Psiconautas, Les Enfants Oubliés : Zoodystopie

On avait bien failli le rater celui-là. Sorti en plein Festival de Cannes, alors que nous pensions difficile de trouver plus affreusement déprimant que le Loveless d’Andrey Zvyagintsev en ce moment, il aura fallu que l’on tombe sur Psiconautas totalement par hasard. Et HEUREUSEMENT. L’annonce est faite d’entrée de jeu : je n’ai qu’une intention et une seule avec ce papier numérisé, je veux vous forcer à voir ce film.

Ce qui vous arrivera si vous n’allez pas voir le film.

Psiconautas, comme son nom l’indique est un film espagnol, et comme son nom ne l’indique pas, un film d’animation. Mais attention ! Il fait partie d’un genre trop rare et trop souvent dénigré en dehors de quelques sphères trop réduites… Vous savez bien de quoi je parle. Écrit et réalisé par Pedro Rivero et Alberto Vasquez, le long métrage qui fait suite à un court intitulé Birdboy sorti en 2011 est un film d’animation pour adultes.

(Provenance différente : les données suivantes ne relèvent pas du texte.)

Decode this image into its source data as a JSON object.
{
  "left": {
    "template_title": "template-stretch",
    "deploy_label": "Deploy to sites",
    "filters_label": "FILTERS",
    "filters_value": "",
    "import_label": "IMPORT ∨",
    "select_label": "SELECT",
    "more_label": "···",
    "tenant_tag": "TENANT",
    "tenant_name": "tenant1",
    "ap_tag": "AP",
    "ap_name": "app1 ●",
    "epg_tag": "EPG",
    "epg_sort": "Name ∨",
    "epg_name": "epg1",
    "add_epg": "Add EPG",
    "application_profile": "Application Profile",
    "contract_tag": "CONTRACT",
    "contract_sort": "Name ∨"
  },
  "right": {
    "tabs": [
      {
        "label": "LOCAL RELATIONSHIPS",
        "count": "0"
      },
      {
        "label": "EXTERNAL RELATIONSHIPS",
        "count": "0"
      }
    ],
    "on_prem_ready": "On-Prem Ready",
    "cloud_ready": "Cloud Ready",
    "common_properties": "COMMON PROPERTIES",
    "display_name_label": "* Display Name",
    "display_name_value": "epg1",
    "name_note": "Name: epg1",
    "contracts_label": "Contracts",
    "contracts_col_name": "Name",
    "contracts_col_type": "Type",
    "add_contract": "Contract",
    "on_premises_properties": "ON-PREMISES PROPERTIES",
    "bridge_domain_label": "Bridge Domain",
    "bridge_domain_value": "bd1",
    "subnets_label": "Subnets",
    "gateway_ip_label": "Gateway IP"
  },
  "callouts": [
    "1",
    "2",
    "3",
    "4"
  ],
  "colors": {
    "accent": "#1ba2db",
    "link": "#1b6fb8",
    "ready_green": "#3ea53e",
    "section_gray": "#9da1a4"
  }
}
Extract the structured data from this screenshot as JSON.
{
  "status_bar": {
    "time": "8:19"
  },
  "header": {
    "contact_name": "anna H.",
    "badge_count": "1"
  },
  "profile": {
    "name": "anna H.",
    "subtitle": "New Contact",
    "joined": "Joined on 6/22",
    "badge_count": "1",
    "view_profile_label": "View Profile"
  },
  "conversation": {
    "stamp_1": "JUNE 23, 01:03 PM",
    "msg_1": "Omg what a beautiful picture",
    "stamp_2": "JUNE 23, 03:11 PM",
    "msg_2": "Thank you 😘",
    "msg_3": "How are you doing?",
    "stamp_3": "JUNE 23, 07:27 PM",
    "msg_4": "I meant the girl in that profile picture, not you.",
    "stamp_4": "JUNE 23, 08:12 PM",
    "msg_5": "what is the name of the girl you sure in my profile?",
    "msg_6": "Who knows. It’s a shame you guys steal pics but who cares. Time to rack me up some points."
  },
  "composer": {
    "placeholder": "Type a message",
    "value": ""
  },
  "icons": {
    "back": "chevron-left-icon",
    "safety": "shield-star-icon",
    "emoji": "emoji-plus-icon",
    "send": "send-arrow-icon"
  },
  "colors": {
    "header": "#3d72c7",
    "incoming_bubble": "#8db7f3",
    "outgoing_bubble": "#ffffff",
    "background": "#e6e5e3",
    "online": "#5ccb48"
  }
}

si vous tenez à faire comprendre rapidement à vos gosses que la vie c’est de la merde, n’hésitez pas, foncez!

Mdr.

Oui, il y a tout plein d’animaux comme dans un bon Dreamworks, sauf que cette fois les grimaces ne seront pas liées à des gags plus ou moins désopilants : ce sera plutôt parce qu’ils/elles souffrent sous l’influence des nuages radioactifs. Ha. Ha. Ha. Qu’est-ce qu’on se marre. Car je ne dis pas « film pour adultes » dans le sens où les thématiques parleront plus aux grands qu’aux petits, je dis que dans ce film, vous pouvez voir un petit oiseau prendre de la drogue et faire un bad trip où des ptérodactyles lui dévorent les entrailles pendant qu’un arbre lui sort du bide. Mais après, si vous tenez à faire comprendre rapidement à vos gosses que la vie c’est de la merde, n’hésitez pas, foncez ! Il vous faudra tout de même les cacher dans votre sac pour rentrer dans le cinéma, parce que Psiconautas est interdit au moins de douze ans en France. Et d’ailleurs, j’essaie depuis que j’ai connaissance de cette information de m’imaginer voir ça à douze ans et d’en sortir sans être bouleversé. C’est peine perdue ; n’en déplaise à mon manque de maturité, j’ai passé depuis longtemps la douzaine et je suis totalement sous le choc face à ce long métrage. Je suis « en PLS », comme aurait dit un jeune collégien de douze ans à ma place.

Nous à la sortie du film.

Durant à peine 1 h 20, Psiconautas a pourtant beaucoup (trop ?) à dire ; l’intégralité de l’histoire se passe sur une île peuplée d’animaux pas très mignons, après qu’une centrale nucléaire leur ait gentiment pété à la gueule. Déjà, ceux qui se souviennent de leurs cours d’espagnol LV2 au lycée auront remarqué que c’est très castillan comme thème, parce que tous nos profs étaient altermondialistes. Je vous garantis même qu’au CAPES d’espagnol il faut faire un discours sur le développement durable en préparant du guacamole anticapitaliste.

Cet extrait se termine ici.